I've written a PHP script to get a website (http://primaire.recitus.qc.ca/sujets/13/personnages-marquants/3972) source code using curl. At first, everything seemed to be working like a charm, but after some time, I started to stumble upon some websites which would not be fetched. The error returned often was some thing like
Failed connect to primaire.recitus.qc.ca:80; Connection timed out
But the website itself loads quite fast. I upped the timeout setting to as high as a minute, but it didn't work. So I figured the problem was not with my script. I then checked on this website to see if they could fetch it, but they couldn't either.
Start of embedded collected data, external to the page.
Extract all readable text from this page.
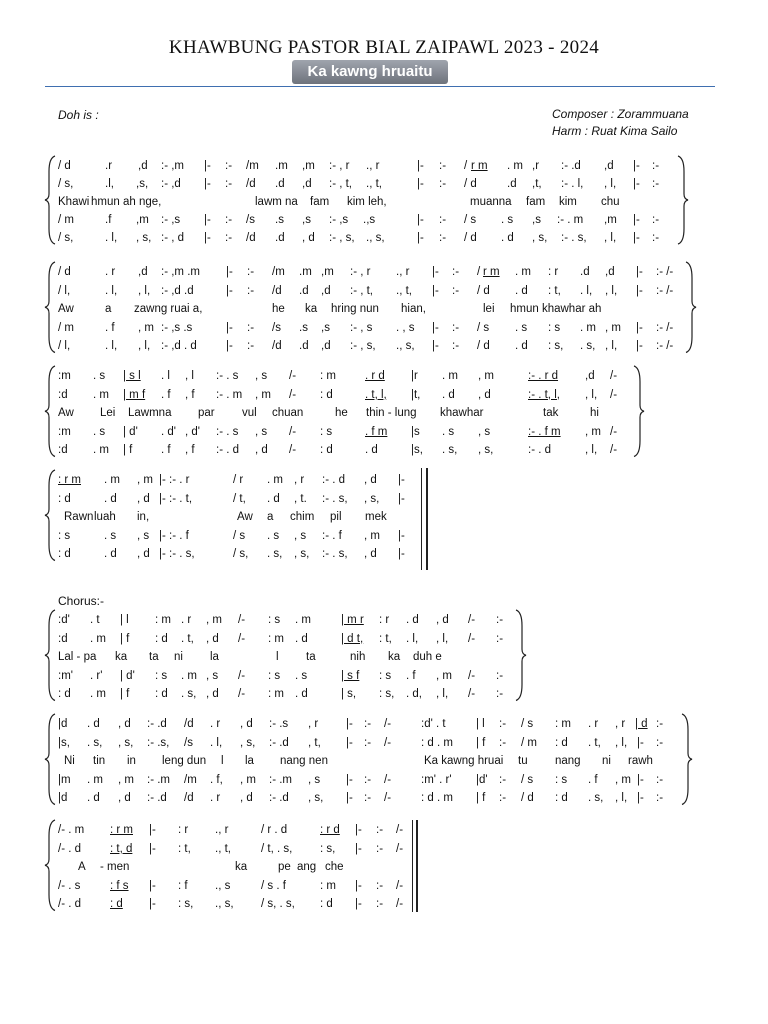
KHAWBUNG PASTOR BIAL ZAIPAWL 2023 - 2024
Ka kawng hruaitu
Doh is :	Composer : Zorammuana
Harm : Ruat Kima Sailo
Chorus:-
/ d	.r ,d :- ,m |- :- /m .m ,m :- , r ., r	|- :- / r m . m ,r :- .d ,d |- :-
/ s,	.l, ,s, :- ,d |- :- /d .d ,d :- , t, ., t,	|- :- / d	.d ,t, :- . l, , l, |- :-
Khawi hmun ah nge,	lawm na fam kim leh,	muanna fam kim chu
/ m	.f ,m :- ,s |- :- /s .s ,s :- ,s .,s	|- :- / s . s ,s :- . m ,m |- :-
/ s,	. l, , s, :- , d |- :- /d .d , d :- , s, ., s,	|- :- / d . d , s, :- . s, , l, |- :-
/ d	. r ,d :- ,m .m |- :- /m .m ,m :- , r ., r |- :- / r m . m : r .d ,d |- :- /-
/ l,	. l, , l, :- ,d .d	|- :- /d .d ,d :- , t, ., t, |- :- / d . d : t, . l, , l, |- :- /-
Aw	a zawng ruai a,	he ka hring nun hian,	lei hmun khawhar ah
/ m	. f , m :- ,s .s	|- :- /s .s ,s :- , s . , s |- :- / s . s : s . m , m |- :- /-
/ l,	. l, , l, :- ,d . d	|- :- /d .d ,d :- , s, ., s, |- :- / d . d : s, . s, , l, |- :- /-
:m . s | s l . l , l :- . s , s /- : m	. r d |r . m , m	:- . r d ,d /-
:d . m | m f . f , f :- . m , m /- : d	. t, l, |t, . d , d	:- . t, l, , l, /-
Aw Lei Lawmna par vul chuan	he thin - lung khawhar	tak	hi
:m . s | d' . d' , d' :- . s , s /- : s	. f m |s . s , s	:- . f m , m /-
:d . m | f . f , f :- . d , d /- : d	. d	|s, . s, , s,	:- . d	, l, /-
: r m . m , m |- :- . r	/ r . m , r :- . d , d |-
: d	. d , d |- :- . t,	/ t, . d , t. :- . s, , s, |-
Rawn luah in,	Aw a chim pil mek
: s	. s , s |- :- . f	/ s . s , s :- . f , m |-
: d	. d , d |- :- . s,	/ s, . s, , s, :- . s, , d |-
:d' . t | l : m . r , m /- : s . m	| m r : r . d , d /- :-
:d . m | f : d . t, , d /- : m . d	| d t, : t, . l, , l, /- :-
Lal - pa ka ta ni la	l ta	nih ka duh e
:m' . r' | d' : s . m , s /- : s . s	| s f : s . f , m /- :-
: d . m | f : d . s, , d /- : m . d	| s, : s, . d, , l, /- :-
|d . d , d :- .d /d . r , d :- .s , r |- :- /-	:d' . t	| l :- / s : m . r , r | d :-
|s, . s, , s, :- .s, /s . l, , s, :- .d , t, |- :- /-	: d . m | f :- / m : d . t, , l, |- :-
Ni tin in leng dun l la nang nen	Ka kawng hruai tu nang ni rawh
|m . m , m :- .m /m . f, , m :- .m , s |- :- /-	:m' . r' |d' :- / s : s . f , m |- :-
|d . d , d :- .d /d . r , d :- .d , s, |- :- /-	: d . m | f :- / d : d . s, , l, |- :-
/- . m : r m |- : r ., r	/ r . d	: r d |- :- /-
/- . d	: t, d |- : t, ., t,	/ t, . s, : s, |- :- /-
A - men	ka	pe ang che
/- . s	: f s |- : f ., s	/ s . f	: m |- :- /-
/- . d	: d |- : s, ., s, / s, . s, : d |- :- /-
Here is the script I used :
<?php
header("Access-Control-Allow-Origin: *");
header('Content-type: text/plain');
$input = "http://primaire.recitus.qc.ca/sujets/13/personnages-marquants/3972";
$method = $_SERVER['REQUEST_METHOD'];
$ch = curl_init($input);
curl_setopt($ch, CURLOPT_USERAGENT, 'Mozilla/5.0 (Windows; U; Windows NT 5.1; en-US; rv:1.8.1.15) Gecko/20080623 Firefox/2.0.0.15');
curl_setopt($ch, CURLOPT_REFERER, 'http://www.google.com');
curl_setopt($ch, CURLOPT_ENCODING, 'gzip,deflate');
curl_setopt($ch, CURLOPT_AUTOREFERER, true);
curl_setopt($ch, CURLOPT_IPRESOLVE, CURL_IPRESOLVE_V4 );
curl_setopt($ch, CURLOPT_TIMEOUT, 20);
curl_setopt($ch, CURLOPT_RETURNTRANSFER, true);
curl_setopt($ch, CURLOPT_BINARYTRANSFER, true);
curl_setopt($ch, CURLOPT_HEADER, 1);
curl_setopt($ch, CURLOPT_RETURNTRANSFER, 1);
curl_setopt($ch, CURLOPT_HTTPGET, 1);
curl_setopt($ch, CURLOPT_SSL_VERIFYPEER, false);
curl_setopt($ch, CURLOPT_FOLLOWLOCATION, 5);
curl_setopt($ch, CURLOPT_DNS_USE_GLOBAL_CACHE, false );
curl_setopt($ch, CURLOPT_DNS_CACHE_TIMEOUT, 2);
if(curl_exec($ch) === false) {
echo 'Curl error: ' . curl_error($ch);
}
$output = curl_exec($ch);
curl_close($ch);
echo $output;
?>
I don't know if I'm missing something, but it seems to me that I've covered most of the exceptions with setopt, but tell me if I'm wrong. Any help appreciated.